Is she preparing to leave? To break? To save me from something?
Austra was here. Austra was choosing her. Austra was changing. Daria didn’t know if the shift was pulling her closer…or carrying her away. And losing Austra felt like losing gravity.
Austra- The Message
She had rehearsed a confession a hundred times. Not the whole truth. Not yet. Just the shape of it. I’m choosing you. I’m choosing Pyronous. I’m leaving Zephyra behind.
Every version felt wrong. Too small. Too dangerous. Too late. Because how did you tell someone: I was sent here to destroy everything you love. And how did you follow that with: But I don’t want to anymore.
Austra paced the empty barracks. “I can tell her,” she whispered. Tell her something. Her gaze fell to the pillow where Daria’s head had rested hours earlier.
“I love you,” she whispered.
Her fingers brushed the hidden pocket at her belt. The stone vibrated. Sharp. Insistent. Austra froze. The Queendom did not initiate contact. Ever. She drew the stone. Her mother’s voice filled her mind.

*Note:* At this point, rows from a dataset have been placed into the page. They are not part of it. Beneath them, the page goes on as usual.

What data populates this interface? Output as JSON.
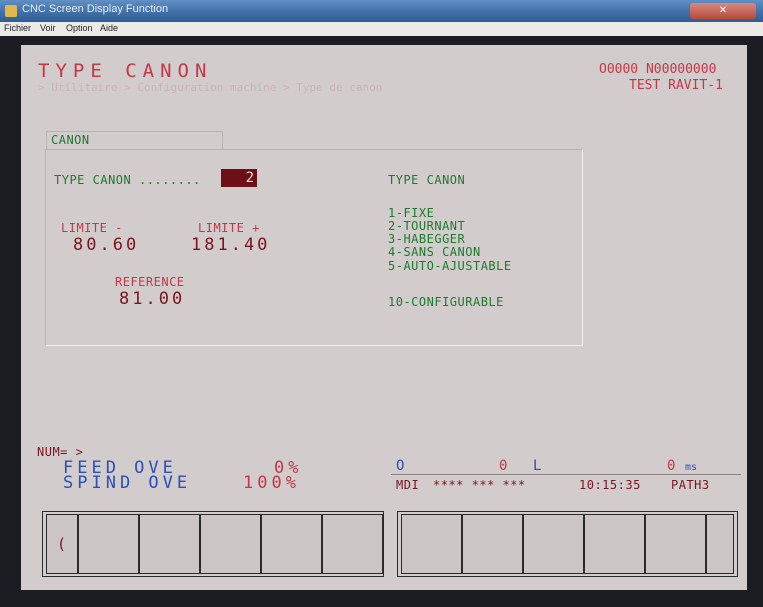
{
  "window": {
    "title": "CNC Screen Display Function",
    "close_label": "✕"
  },
  "menu": [
    "Fichier",
    "Voir",
    "Option",
    "Aide"
  ],
  "header": {
    "title": "TYPE CANON",
    "breadcrumb": "> Utilitaire > Configuration machine > Type de canon",
    "program": "O0000 N00000000",
    "machine": "TEST RAVIT-1"
  },
  "panel": {
    "tab": "CANON",
    "type_label": "TYPE CANON ........",
    "type_value": "2",
    "limit_minus_label": "LIMITE -",
    "limit_minus_value": "80.60",
    "limit_plus_label": "LIMITE +",
    "limit_plus_value": "181.40",
    "reference_label": "REFERENCE",
    "reference_value": "81.00",
    "options_title": "TYPE CANON",
    "options": [
      "1-FIXE",
      "2-TOURNANT",
      "3-HABEGGER",
      "4-SANS CANON",
      "5-AUTO-AJUSTABLE"
    ],
    "option_extra": "10-CONFIGURABLE"
  },
  "status": {
    "num_prompt": "NUM= >",
    "feed_label": "FEED OVE",
    "feed_value": "0%",
    "spind_label": "SPIND OVE",
    "spind_value": "100%",
    "o_label": "O",
    "o_value": "0",
    "l_label": "L",
    "ms_value": "0",
    "ms_unit": "ms",
    "mode": "MDI",
    "mode_stars": "**** *** ***",
    "time": "10:15:35",
    "path": "PATH3"
  },
  "softkeys": {
    "prev_label": "("
  }
}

Austra, only her name. Your next instructions require direct conversation. Meet three nights from now at first bell. Red Ember Bar. Coordinates follow.
Heat burned the location into her memory. Silence. Austra sat slowly on the bed. In three nights, she would face High Commander Lavista. The woman who had made her. Who would know she was changing. Who would know she was choosing Daria. Choosing Daria had been terrifying before. Now it felt catastrophic. Austra covered her mouth with shaking hands.
How did she protect Daria from her mother? From the Queen? From the Priestess? From herself?
She stared at the empty doorway.
“I choose you,” she whispered into the dark.
And for the first time… she didn’t know if love would be enough.